Why does increasing the voltage supply speed circuits up?

Thread Starter

Jatepola

Joined Apr 7, 2010
1
So, why does increasing the voltage supply speed circuits up? I see that it increases power consumption due to P=C*V^2*f, and I see that increasing the frequency obviously makes everything run faster, but I can't see why increasing the voltage reduces the propagation delay in the circuit.

Is it just because by increasing the voltage and keeping the resistance constant, we're actually increasing the current and, therefore, electrons move faster, internal capacitors charge and discharge faster or is it something more complicated?

Any help will be much appreciated, thanks.

(I'm talking about digital CMOS circuits)
 

Ghar

Joined Mar 8, 2010
655
The time required to charge a capacitor is independent of voltage.
Though you get a higher current you need to go up to a higher voltage which gives you no net effect.
Remember that time constant is RC.

The speed up comes from reducing the on-resistance of your transistors. The higher gate-source voltage makes them "turn on more".
That reduction in resistance causes the speed up.

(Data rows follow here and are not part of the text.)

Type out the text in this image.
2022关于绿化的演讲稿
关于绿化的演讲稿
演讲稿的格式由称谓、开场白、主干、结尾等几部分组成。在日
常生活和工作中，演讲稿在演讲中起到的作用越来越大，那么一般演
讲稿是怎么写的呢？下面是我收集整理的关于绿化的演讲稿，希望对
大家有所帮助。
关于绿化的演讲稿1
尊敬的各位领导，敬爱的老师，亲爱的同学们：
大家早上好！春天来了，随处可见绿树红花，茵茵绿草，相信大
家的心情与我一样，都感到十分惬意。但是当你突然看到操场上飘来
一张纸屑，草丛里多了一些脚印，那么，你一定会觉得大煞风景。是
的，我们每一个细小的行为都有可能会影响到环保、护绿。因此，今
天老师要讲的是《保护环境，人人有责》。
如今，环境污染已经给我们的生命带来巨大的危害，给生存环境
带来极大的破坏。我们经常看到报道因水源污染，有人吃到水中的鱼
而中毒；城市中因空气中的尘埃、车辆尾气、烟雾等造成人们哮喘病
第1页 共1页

You could also say that you're increasing the current output of the transistors, if you're thinking of it as a current source charging a capacitor.

One or the other is the appropriate idea depending on the region of operation. With CMOS the transistors go through all 3 regions so both ideas work at some point.
 
Last edited:

Audioguru

Joined Dec 20, 2007
11,248
Ordinary CD4xxx Cmos logic is fairly slow unless the supply is 18V.
But 74HCxxxx Cmos is also low power but is high speed and works from a supply that is 2V to 6V.